Lilith et sa famille quittent Buenos Aires pour la Patagonie. La grand-mère maternelle vient de mourir et les parents ont décidé de reprendre la pension qu’elle tenait à Bariloche car Enzo, le père horloger, ne gagne que difficilement sa vie dans la capitale. Ils descendent donc vers le Sud, vers les racines familiales d’Eva, la mère de Lilith, née de parents allemands. Ce faisant, ils descendent vers le passé, celui de la famille, celui du pays. Avec Waldoka, Lucía Puenzo nous plonge dans l’Argentine d’après la Seconde Guerre mondiale.
La route de Lilith croise un jour celle de Josef, médecin allemand en exil. Pas n’importe quel Josef et pas n’importe quel médecin : « l’assassin le plus sadique de tous les temps ». Le regard de Josef est immédiatement attiré par Lilith, si petite, et par sa mère, enceinte. Lui qui n’a pas expérimenté sur des êtres vivants depuis si longtemps sent monter en lui l’excitation de la science. Au volant de sa Chevrolet, il suit la Citroën de la famille sur l’immense route poussiéreuse. Surpris par la grêle, le convoi fait halte chez des Indiens mapuches. Lilith échange Herlitzka, sa poupée de porcelaine fabriquée par son père contre Wakolda, une poupée mapuche.
Arrivé à Bariloche, dans cette pension déserte, Josef n’aura de cesse de s’introduire dans la famille, de séduire mère et fille afin que toutes deux acceptent de se soumettre à son traitement : Eva pour le bien du bébé qu’elle porte, Lilith pour afin grandir, pour ne plus être cette adolescente de douze ans qui en parait huit. Mère et fille, héritières impures de gènes aryens, fascinent Josef. Elles, incertaines de leur corps, isolées, sont séduites par les manières si irréprochables de cet homme discret.

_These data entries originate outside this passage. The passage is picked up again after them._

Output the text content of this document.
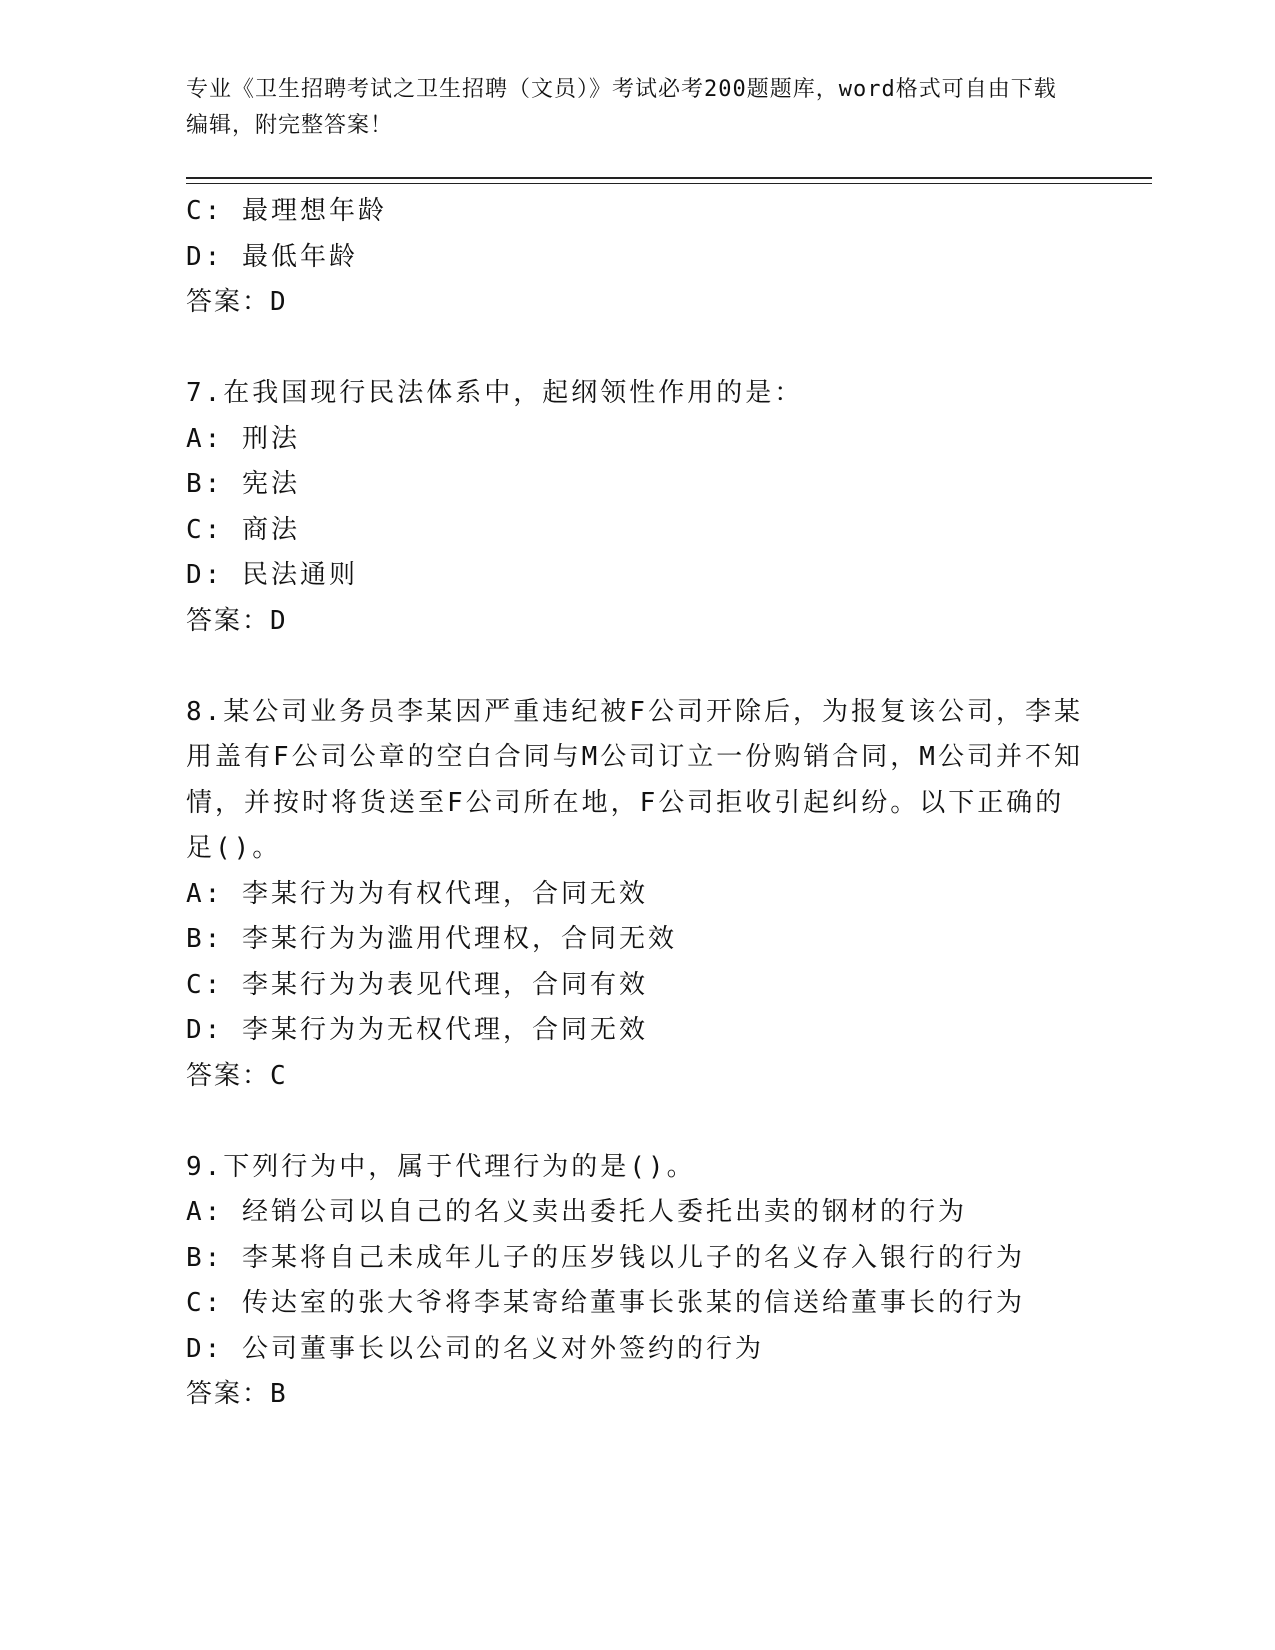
专业《卫生招聘考试之卫生招聘（文员）》考试必考200题题库，word格式可自由下载编辑，附完整答案！
C: 最理想年龄
D: 最低年龄
答案：D
7.在我国现行民法体系中，起纲领性作用的是：
A: 刑法
B: 宪法
C: 商法
D: 民法通则
答案：D
8.某公司业务员李某因严重违纪被F公司开除后，为报复该公司，李某用盖有F公司公章的空白合同与M公司订立一份购销合同，M公司并不知情，并按时将货送至F公司所在地，F公司拒收引起纠纷。以下正确的足()。
A: 李某行为为有权代理，合同无效
B: 李某行为为滥用代理权，合同无效
C: 李某行为为表见代理，合同有效
D: 李某行为为无权代理，合同无效
答案：C
9.下列行为中，属于代理行为的是()。
A: 经销公司以自己的名义卖出委托人委托出卖的钢材的行为
B: 李某将自己未成年儿子的压岁钱以儿子的名义存入银行的行为
C: 传达室的张大爷将李某寄给董事长张某的信送给董事长的行为
D: 公司董事长以公司的名义对外签约的行为
答案：B
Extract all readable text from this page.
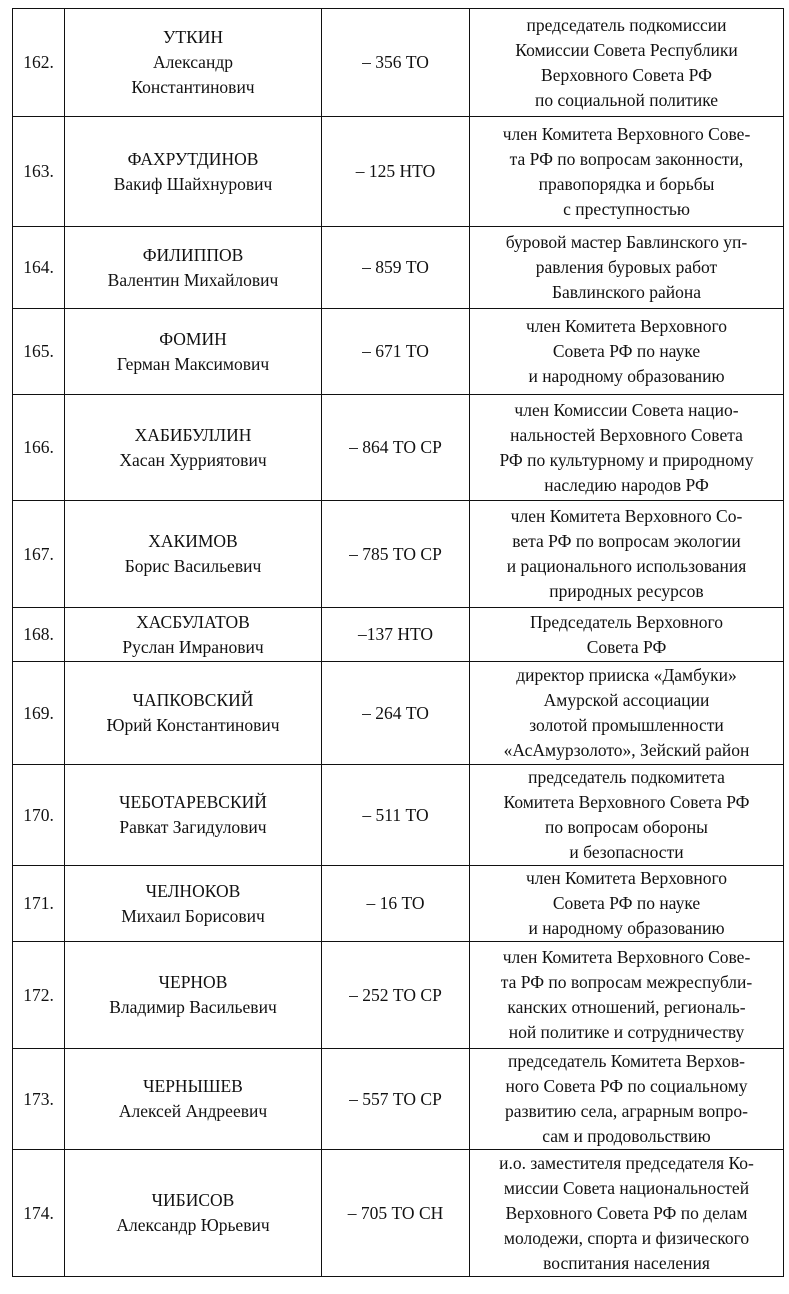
162.	УТКИН
Александр
Константинович	– 356 ТО	председатель подкомиссии
Комиссии Совета Республики
Верховного Совета РФ
по социальной политике

163.	ФАХРУТДИНОВ
Вакиф Шайхнурович	– 125 НТО	член Комитета Верховного Сове-
та РФ по вопросам законности,
правопорядка и борьбы
с преступностью

164.	ФИЛИППОВ
Валентин Михайлович	– 859 ТО	буровой мастер Бавлинского уп-
равления буровых работ
Бавлинского района

165.	ФОМИН
Герман Максимович	– 671 ТО	член Комитета Верховного
Совета РФ по науке
и народному образованию

166.	ХАБИБУЛЛИН
Хасан Хурриятович	– 864 ТО СР	член Комиссии Совета нацио-
нальностей Верховного Совета
РФ по культурному и природному
наследию народов РФ

167.	ХАКИМОВ
Борис Васильевич	– 785 ТО СР	член Комитета Верховного Со-
вета РФ по вопросам экологии
и рационального использования
природных ресурсов

168.	ХАСБУЛАТОВ
Руслан Имранович	–137 НТО	Председатель Верховного
Совета РФ

169.	ЧАПКОВСКИЙ
Юрий Константинович	– 264 ТО	директор прииска «Дамбуки»
Амурской ассоциации
золотой промышленности
«АсАмурзолото», Зейский район

170.	ЧЕБОТАРЕВСКИЙ
Равкат Загидулович	– 511 ТО	председатель подкомитета
Комитета Верховного Совета РФ
по вопросам обороны
и безопасности

171.	ЧЕЛНОКОВ
Михаил Борисович	– 16 ТО	член Комитета Верховного
Совета РФ по науке
и народному образованию

172.	ЧЕРНОВ
Владимир Васильевич	– 252 ТО СР	член Комитета Верховного Сове-
та РФ по вопросам межреспубли-
канских отношений, региональ-
ной политике и сотрудничеству

173.	ЧЕРНЫШЕВ
Алексей Андреевич	– 557 ТО СР	председатель Комитета Верхов-
ного Совета РФ по социальному
развитию села, аграрным вопро-
сам и продовольствию

174.	ЧИБИСОВ
Александр Юрьевич	– 705 ТО СН	и.о. заместителя председателя Ко-
миссии Совета национальностей
Верховного Совета РФ по делам
молодежи, спорта и физического
воспитания населения
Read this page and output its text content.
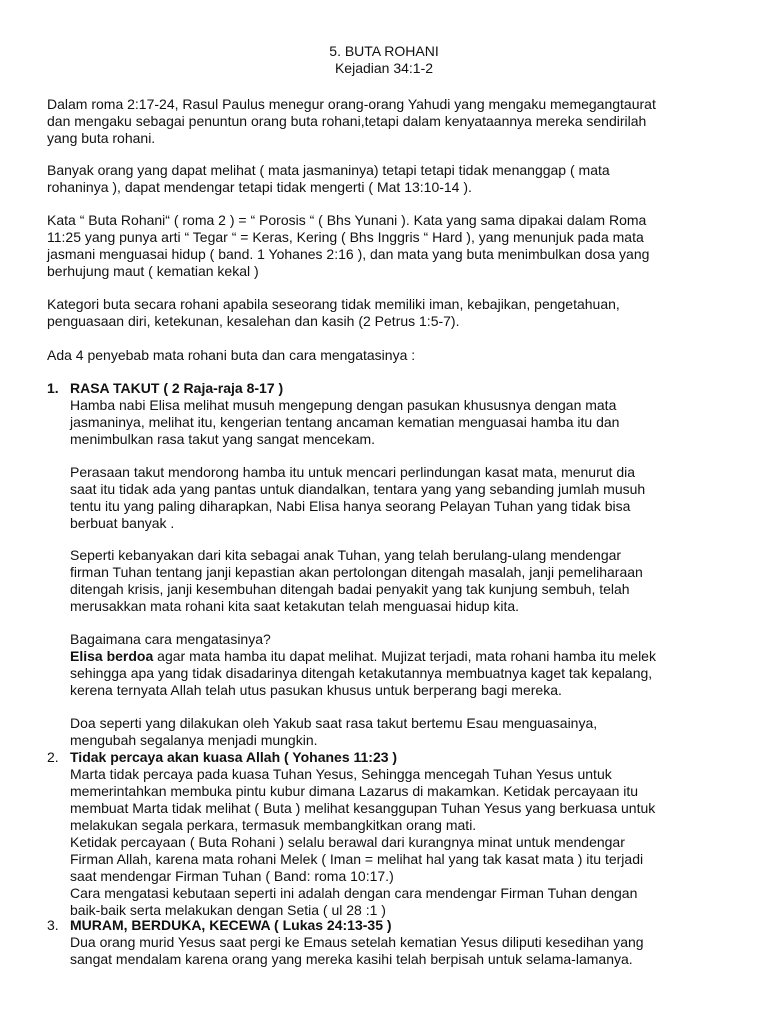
5. BUTA ROHANI
Kejadian 34:1-2

Dalam roma 2:17-24, Rasul Paulus menegur orang-orang Yahudi yang mengaku memegangtaurat
dan mengaku sebagai penuntun orang buta rohani,tetapi dalam kenyataannya mereka sendirilah
yang buta rohani.

Banyak orang yang dapat melihat ( mata jasmaninya) tetapi tetapi tidak menanggap ( mata
rohaninya ), dapat mendengar tetapi tidak mengerti ( Mat 13:10-14 ).

Kata “ Buta Rohani“ ( roma 2 ) = “ Porosis “ ( Bhs Yunani ). Kata yang sama dipakai dalam Roma
11:25 yang punya arti “ Tegar “ = Keras, Kering ( Bhs Inggris “ Hard ), yang menunjuk pada mata
jasmani menguasai hidup ( band. 1 Yohanes 2:16 ), dan mata yang buta menimbulkan dosa yang
berhujung maut ( kematian kekal )

Kategori buta secara rohani apabila seseorang tidak memiliki iman, kebajikan, pengetahuan,
penguasaan diri, ketekunan, kesalehan dan kasih (2 Petrus 1:5-7).

Ada 4 penyebab mata rohani buta dan cara mengatasinya :

1. RASA TAKUT ( 2 Raja-raja 8-17 )

Hamba nabi Elisa melihat musuh mengepung dengan pasukan khususnya dengan mata
jasmaninya, melihat itu, kengerian tentang ancaman kematian menguasai hamba itu dan
menimbulkan rasa takut yang sangat mencekam.

Perasaan takut mendorong hamba itu untuk mencari perlindungan kasat mata, menurut dia
saat itu tidak ada yang pantas untuk diandalkan, tentara yang yang sebanding jumlah musuh
tentu itu yang paling diharapkan, Nabi Elisa hanya seorang Pelayan Tuhan yang tidak bisa
berbuat banyak .

Seperti kebanyakan dari kita sebagai anak Tuhan, yang telah berulang-ulang mendengar
firman Tuhan tentang janji kepastian akan pertolongan ditengah masalah, janji pemeliharaan
ditengah krisis, janji kesembuhan ditengah badai penyakit yang tak kunjung sembuh, telah
merusakkan mata rohani kita saat ketakutan telah menguasai hidup kita.

Bagaimana cara mengatasinya?
Elisa berdoa agar mata hamba itu dapat melihat. Mujizat terjadi, mata rohani hamba itu melek
sehingga apa yang tidak disadarinya ditengah ketakutannya membuatnya kaget tak kepalang,
kerena ternyata Allah telah utus pasukan khusus untuk berperang bagi mereka.

Doa seperti yang dilakukan oleh Yakub saat rasa takut bertemu Esau menguasainya,
mengubah segalanya menjadi mungkin.

2. Tidak percaya akan kuasa Allah ( Yohanes 11:23 )

Marta tidak percaya pada kuasa Tuhan Yesus, Sehingga mencegah Tuhan Yesus untuk
memerintahkan membuka pintu kubur dimana Lazarus di makamkan. Ketidak percayaan itu
membuat Marta tidak melihat ( Buta ) melihat kesanggupan Tuhan Yesus yang berkuasa untuk
melakukan segala perkara, termasuk membangkitkan orang mati.
Ketidak percayaan ( Buta Rohani ) selalu berawal dari kurangnya minat untuk mendengar
Firman Allah, karena mata rohani Melek ( Iman = melihat hal yang tak kasat mata ) itu terjadi
saat mendengar Firman Tuhan ( Band: roma 10:17.)
Cara mengatasi kebutaan seperti ini adalah dengan cara mendengar Firman Tuhan dengan
baik-baik serta melakukan dengan Setia ( ul 28 :1 )

3. MURAM, BERDUKA, KECEWA ( Lukas 24:13-35 )

Dua orang murid Yesus saat pergi ke Emaus setelah kematian Yesus diliputi kesedihan yang
sangat mendalam karena orang yang mereka kasihi telah berpisah untuk selama-lamanya.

Les admirateurs du « scientifique le plus admiré du Troisième Reich » le sont beaucoup moins. C’est que dans ce coin reculé du monde, anciens dirigeants et fervents sympathisants nazis vivent en nombre et en paix. Certains comme Eichmann et Mengele sont traqués, mais d’autres, bien plus nombreux, coulent entre eux des jours paisibles, accueillis à bras ouverts par le gouvernement péroniste.
Lucía Puenzo emprunte habilement les chemins encore sensibles du passé nazi de son pays. C’est par les yeux d’une enfant, comme elle aime à le faire, qu’elle donne à voir le vieux tortionnaire que l’âge et la fuite n’ont pas changé. La narration omnisciente nous introduit aussi dans les pensées du médecin, en gardant cependant une certaine distance. La volonté scientifique domine tout en lui, il est dévoré par son désir d’expérimentation. Dès lors Eva et Lilith sont des proies.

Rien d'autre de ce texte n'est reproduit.